Community High School misses AYP mark
After making the mark two years in a row, a state "report card" released this week showed that West Chicago Community High District 94 students tested last year failed to achieve federal standards.
Under the federal No Child Left Behind Act, administered locally by the Illinois Board of Education, schools' funding is largely determined by students' scores on the Prairie State Achievement Exam, or PSAE.
The law requires that all minority groups within a school meet adequate yearly progress, or AYP, standards, which rise each year.
While white Community High students' results exceeded the state-mandated minimum score of 55 percent, Latino students' didn't.
Hispanic Community High kids met AYP 33 percent of the time, as compared with 63 percent for white students.
Last year, Latinos made up 39.7 percent of the student population, and whites were 52.1 percent.
This academic year, the Hispanic population topped 40 percent of the student body for the first time; simultaneously, white students made up less than 50 percent, another record.
A language barrier and cultural issues keep Latinos from raising their test scores, Superintendent Lee Rieck said. To combat that problem, the school is increasing efforts to teach students about the importance of the exam. Community High also will focus more on parent outreach, Rieck said.
The overall decline in scores might also be due to the fact that fewer students are taking classes that prepare them for the PSAE test, Rieck said.
Instead, kids are taking electives to meet graduation requirements.
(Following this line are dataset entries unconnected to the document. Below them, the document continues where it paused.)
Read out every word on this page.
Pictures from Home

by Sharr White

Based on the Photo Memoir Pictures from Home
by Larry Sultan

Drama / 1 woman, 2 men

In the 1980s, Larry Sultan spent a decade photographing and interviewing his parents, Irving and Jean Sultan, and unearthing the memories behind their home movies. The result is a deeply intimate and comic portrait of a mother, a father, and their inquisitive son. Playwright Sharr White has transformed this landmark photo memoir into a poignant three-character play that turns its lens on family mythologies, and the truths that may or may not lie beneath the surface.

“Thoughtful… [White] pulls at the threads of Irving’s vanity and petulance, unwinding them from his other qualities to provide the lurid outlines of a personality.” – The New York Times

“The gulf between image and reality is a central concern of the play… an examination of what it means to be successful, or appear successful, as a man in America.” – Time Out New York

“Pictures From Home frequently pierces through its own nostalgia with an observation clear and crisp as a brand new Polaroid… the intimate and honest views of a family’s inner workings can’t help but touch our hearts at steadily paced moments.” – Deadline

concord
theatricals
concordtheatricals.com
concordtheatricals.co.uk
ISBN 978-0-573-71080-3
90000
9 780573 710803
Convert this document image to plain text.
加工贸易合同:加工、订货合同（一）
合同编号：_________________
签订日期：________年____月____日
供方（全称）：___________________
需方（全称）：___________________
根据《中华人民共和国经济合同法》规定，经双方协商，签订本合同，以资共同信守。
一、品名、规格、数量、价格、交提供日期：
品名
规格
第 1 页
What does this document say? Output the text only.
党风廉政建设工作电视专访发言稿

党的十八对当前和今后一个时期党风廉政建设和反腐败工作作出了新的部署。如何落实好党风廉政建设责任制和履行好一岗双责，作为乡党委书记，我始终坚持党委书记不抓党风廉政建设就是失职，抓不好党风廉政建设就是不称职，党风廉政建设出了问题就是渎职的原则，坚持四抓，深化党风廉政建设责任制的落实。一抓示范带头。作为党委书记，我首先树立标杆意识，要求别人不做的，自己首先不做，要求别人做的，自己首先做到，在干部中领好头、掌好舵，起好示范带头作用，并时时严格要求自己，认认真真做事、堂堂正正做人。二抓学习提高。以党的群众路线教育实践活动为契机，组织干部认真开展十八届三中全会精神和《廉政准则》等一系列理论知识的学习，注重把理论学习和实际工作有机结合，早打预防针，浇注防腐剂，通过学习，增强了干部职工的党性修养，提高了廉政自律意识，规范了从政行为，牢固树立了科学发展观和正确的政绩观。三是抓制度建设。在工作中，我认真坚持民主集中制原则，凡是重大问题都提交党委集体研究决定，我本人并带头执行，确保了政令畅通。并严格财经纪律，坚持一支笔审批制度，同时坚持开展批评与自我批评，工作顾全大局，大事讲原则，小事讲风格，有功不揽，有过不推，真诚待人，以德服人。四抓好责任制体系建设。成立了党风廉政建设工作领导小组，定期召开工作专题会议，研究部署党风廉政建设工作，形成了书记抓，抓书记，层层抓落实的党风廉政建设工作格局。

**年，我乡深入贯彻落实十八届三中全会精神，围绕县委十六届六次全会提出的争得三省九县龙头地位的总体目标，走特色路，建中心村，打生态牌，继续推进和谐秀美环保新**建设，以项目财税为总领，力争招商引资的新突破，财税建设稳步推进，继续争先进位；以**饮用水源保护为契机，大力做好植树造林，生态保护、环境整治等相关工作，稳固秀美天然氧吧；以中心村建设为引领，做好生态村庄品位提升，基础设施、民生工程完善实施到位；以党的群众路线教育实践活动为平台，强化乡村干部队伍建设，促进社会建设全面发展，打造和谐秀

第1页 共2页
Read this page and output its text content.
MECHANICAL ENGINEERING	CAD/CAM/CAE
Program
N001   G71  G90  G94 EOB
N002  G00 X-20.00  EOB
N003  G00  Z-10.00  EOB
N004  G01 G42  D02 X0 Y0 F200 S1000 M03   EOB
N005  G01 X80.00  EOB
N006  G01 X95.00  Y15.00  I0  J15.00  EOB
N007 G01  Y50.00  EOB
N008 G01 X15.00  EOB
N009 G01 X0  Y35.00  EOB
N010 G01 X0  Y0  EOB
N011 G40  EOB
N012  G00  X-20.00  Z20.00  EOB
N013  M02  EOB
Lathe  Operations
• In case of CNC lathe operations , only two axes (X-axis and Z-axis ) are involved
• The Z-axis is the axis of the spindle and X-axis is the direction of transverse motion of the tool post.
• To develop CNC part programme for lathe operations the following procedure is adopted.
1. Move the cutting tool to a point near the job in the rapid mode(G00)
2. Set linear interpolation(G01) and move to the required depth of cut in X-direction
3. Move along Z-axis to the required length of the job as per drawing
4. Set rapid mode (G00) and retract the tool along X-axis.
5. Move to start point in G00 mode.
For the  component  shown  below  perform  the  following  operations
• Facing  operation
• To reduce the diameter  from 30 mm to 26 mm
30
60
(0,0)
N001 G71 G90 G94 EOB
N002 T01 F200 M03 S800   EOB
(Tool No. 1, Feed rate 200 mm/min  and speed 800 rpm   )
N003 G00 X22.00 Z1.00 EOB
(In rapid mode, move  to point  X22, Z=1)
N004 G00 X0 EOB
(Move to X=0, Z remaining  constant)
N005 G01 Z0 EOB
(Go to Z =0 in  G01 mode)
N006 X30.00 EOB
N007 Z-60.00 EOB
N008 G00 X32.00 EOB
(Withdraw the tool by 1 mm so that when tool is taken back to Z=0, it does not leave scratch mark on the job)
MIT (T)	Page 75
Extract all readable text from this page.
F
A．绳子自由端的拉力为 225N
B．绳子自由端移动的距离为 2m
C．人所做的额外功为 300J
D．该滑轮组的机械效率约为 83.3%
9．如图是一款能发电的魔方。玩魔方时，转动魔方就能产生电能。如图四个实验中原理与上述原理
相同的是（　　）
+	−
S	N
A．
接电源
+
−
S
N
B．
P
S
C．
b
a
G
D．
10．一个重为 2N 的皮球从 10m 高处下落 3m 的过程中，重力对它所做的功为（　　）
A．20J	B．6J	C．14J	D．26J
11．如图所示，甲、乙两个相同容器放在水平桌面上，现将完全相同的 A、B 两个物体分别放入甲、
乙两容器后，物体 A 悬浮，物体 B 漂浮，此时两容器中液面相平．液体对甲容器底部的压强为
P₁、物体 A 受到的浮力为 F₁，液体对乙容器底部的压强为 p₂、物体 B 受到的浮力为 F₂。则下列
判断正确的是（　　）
As a result, Principal Moses Cheng is leading a committee that is looking at changing those requirements.
Cheng, who is in his first year at Community High, also is preparing to administer PSAE practice tests to freshmen and sophomores so they're prepared to take the real exam as juniors.
The fact that juniors had to take the PSAE the day after they were given the ACT also may contribute to the decline in scores, Rieck said.
"A significant number of students, for some reason or other, take the first day of testing much more seriously than second day testing," he said. "We've found examples of 20 students that scored considerably above state average on the ACT and then blew off the second day."